Dennis Head, in the northeast of the island, is home to a historic lighthouse known as the Old Beacon. The light was first established in 1789 by Thomas Smith. It was to be the first of many island lighthouses for Smith (he had previously worked on the lights at Kinnaird Head and Mull of Kintyre). Smith received assistance with the North Ronaldsay light from his stepson Robert Stevenson, and from Ezekiel Walker.
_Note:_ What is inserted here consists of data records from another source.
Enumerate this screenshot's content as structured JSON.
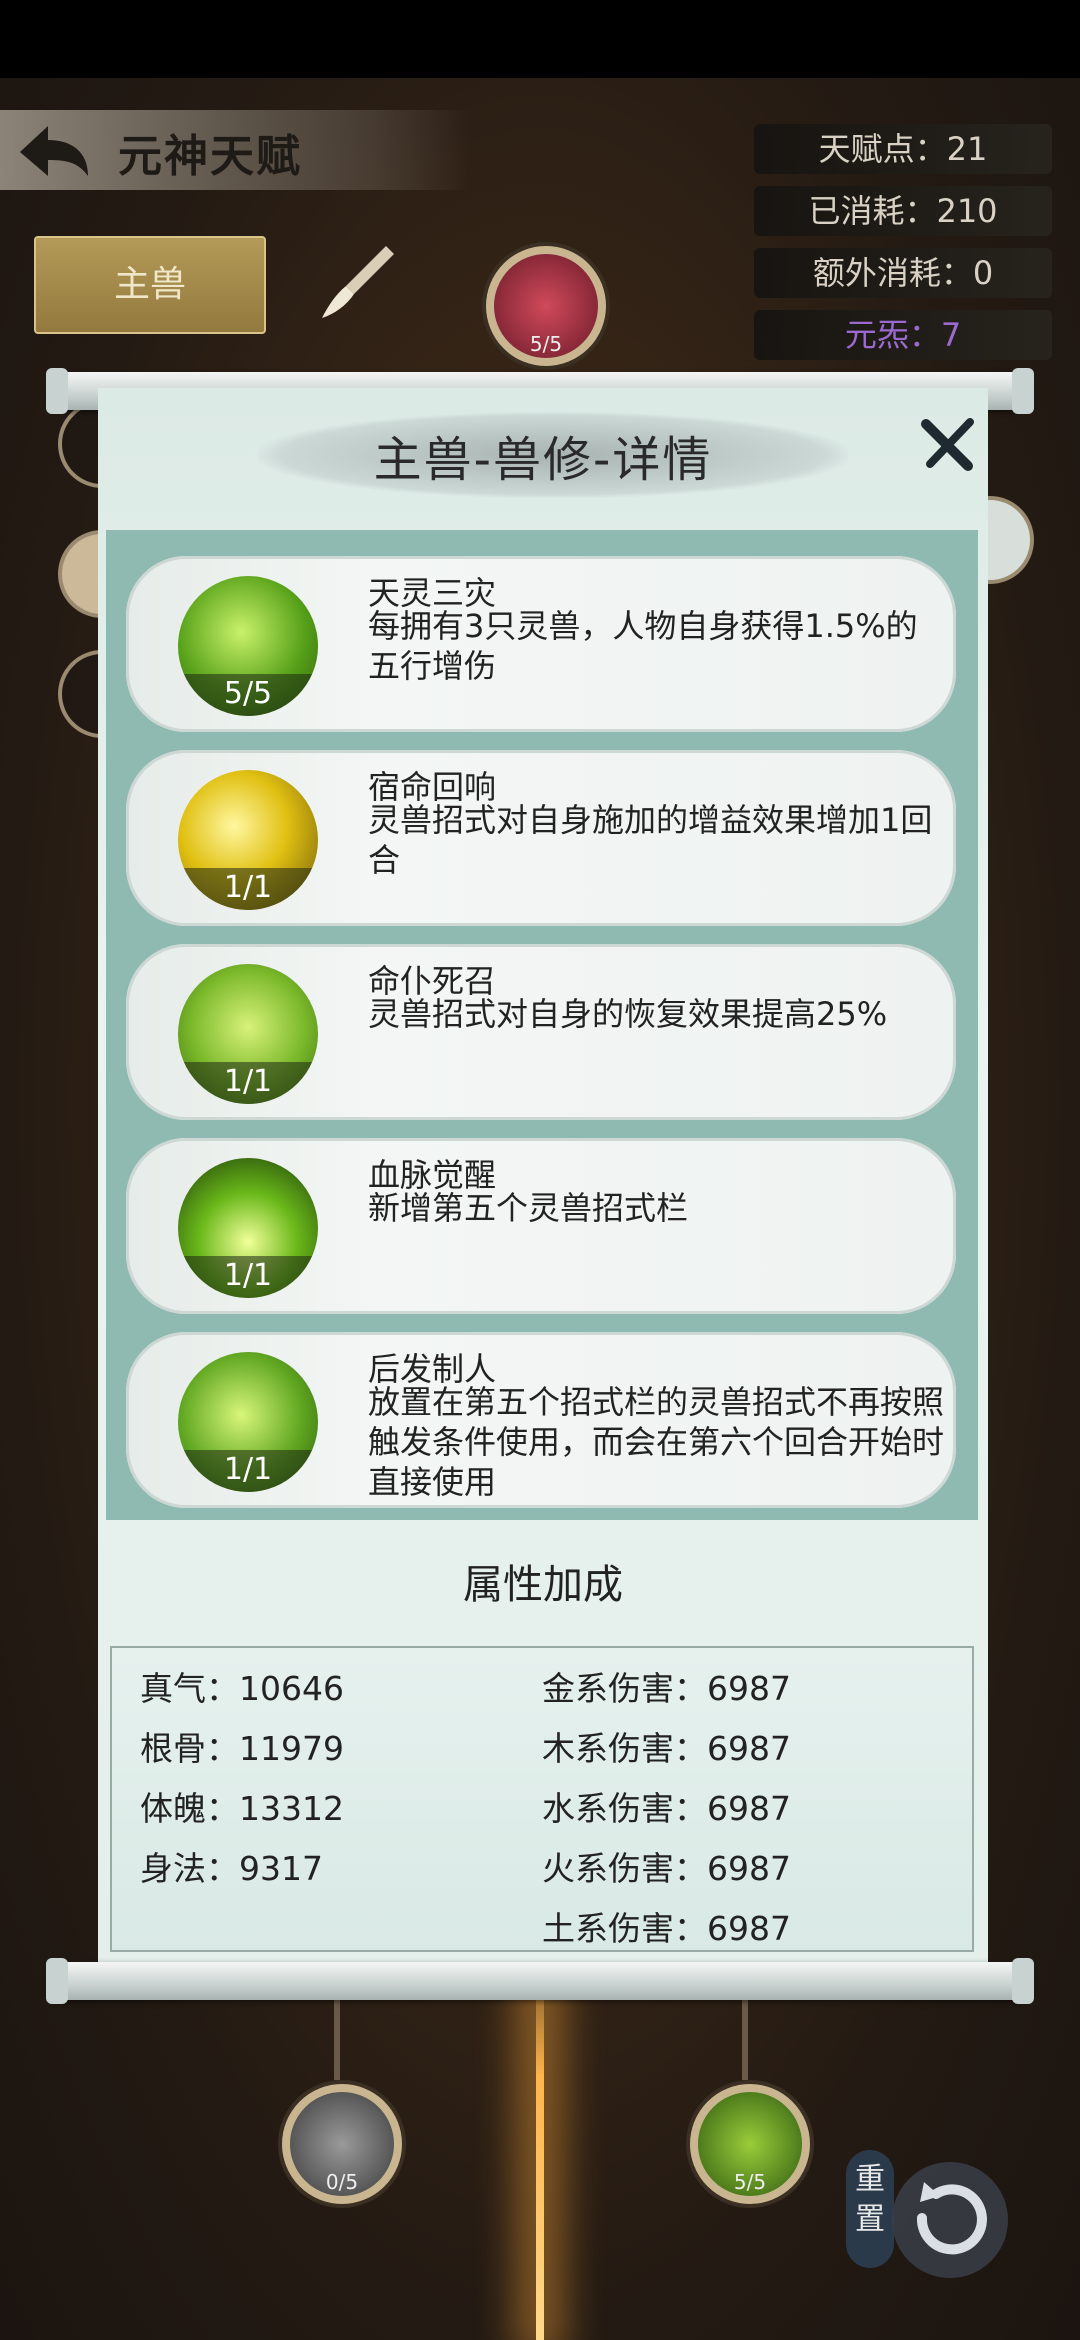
{
  "header": {
    "title": "元神天赋"
  },
  "stats": {
    "talent_points": "天赋点：21",
    "consumed": "已消耗：210",
    "extra_consumed": "额外消耗：0",
    "yuansu": "元炁：7"
  },
  "tab": {
    "label": "主兽"
  },
  "tree_nodes": {
    "top_node": "5/5",
    "bottom_left_node": "0/5",
    "bottom_right_node": "5/5"
  },
  "panel": {
    "title": "主兽-兽修-详情",
    "skills": [
      {
        "name": "天灵三灾",
        "desc": "每拥有3只灵兽，人物自身获得1.5%的五行增伤",
        "level": "5/5"
      },
      {
        "name": "宿命回响",
        "desc": "灵兽招式对自身施加的增益效果增加1回合",
        "level": "1/1"
      },
      {
        "name": "命仆死召",
        "desc": "灵兽招式对自身的恢复效果提高25%",
        "level": "1/1"
      },
      {
        "name": "血脉觉醒",
        "desc": "新增第五个灵兽招式栏",
        "level": "1/1"
      },
      {
        "name": "后发制人",
        "desc": "放置在第五个招式栏的灵兽招式不再按照触发条件使用，而会在第六个回合开始时直接使用",
        "level": "1/1"
      }
    ],
    "attributes_title": "属性加成",
    "attributes_left": [
      "真气：10646",
      "根骨：11979",
      "体魄：13312",
      "身法：9317"
    ],
    "attributes_right": [
      "金系伤害：6987",
      "木系伤害：6987",
      "水系伤害：6987",
      "火系伤害：6987",
      "土系伤害：6987"
    ]
  },
  "reset": {
    "label": "重置"
  },
  "colors": {
    "accent_gold": "#b39a58",
    "panel_bg": "#e9f3ef",
    "list_bg": "#8fbab2",
    "purple_text": "#9a6ad0"
  }
}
In 1809, with the construction of other nearby lighthouses, it was decided that the North Ronaldsay light was no longer required, and it was extinguished. The round stone tower was retained as a sea-mark, however, and the original beacon chamber at the top replaced by a vaulted roof, capped by a remarkable ball finial. The stone spiral staircase which once led to the beacon was demolished. The original keepers' houses, roofless but largely complete, survive below the tower. In 2006, it was one of the neglected buildings selected for the TV series Restoration.

=== Modern lighthouse ===

A new lighthouse was built nearby just 43 years later in 1852. The modern lighthouse lies at the north of the island at Point of Sinsoss, and boasts Britain's tallest land-based lighthouse tower. The old fog siren with notable red trumpet was replaced by an electric diaphragm-type horn. That horn was discontinued in favour of a Tyfon horn consisting of 8 mini-trumpets installed on the building that once housed the fog siren. The Tyfon horn gives three blasts every 60 seconds. The electric beeper horn now lies flat on the ground next to the fog signal building. The fog signal is still in service today.

==Education==
The community has a single school, North Ronaldsay Primary School. It had a single student until July 2017, when its sole student graduated. Various organizations use the school building.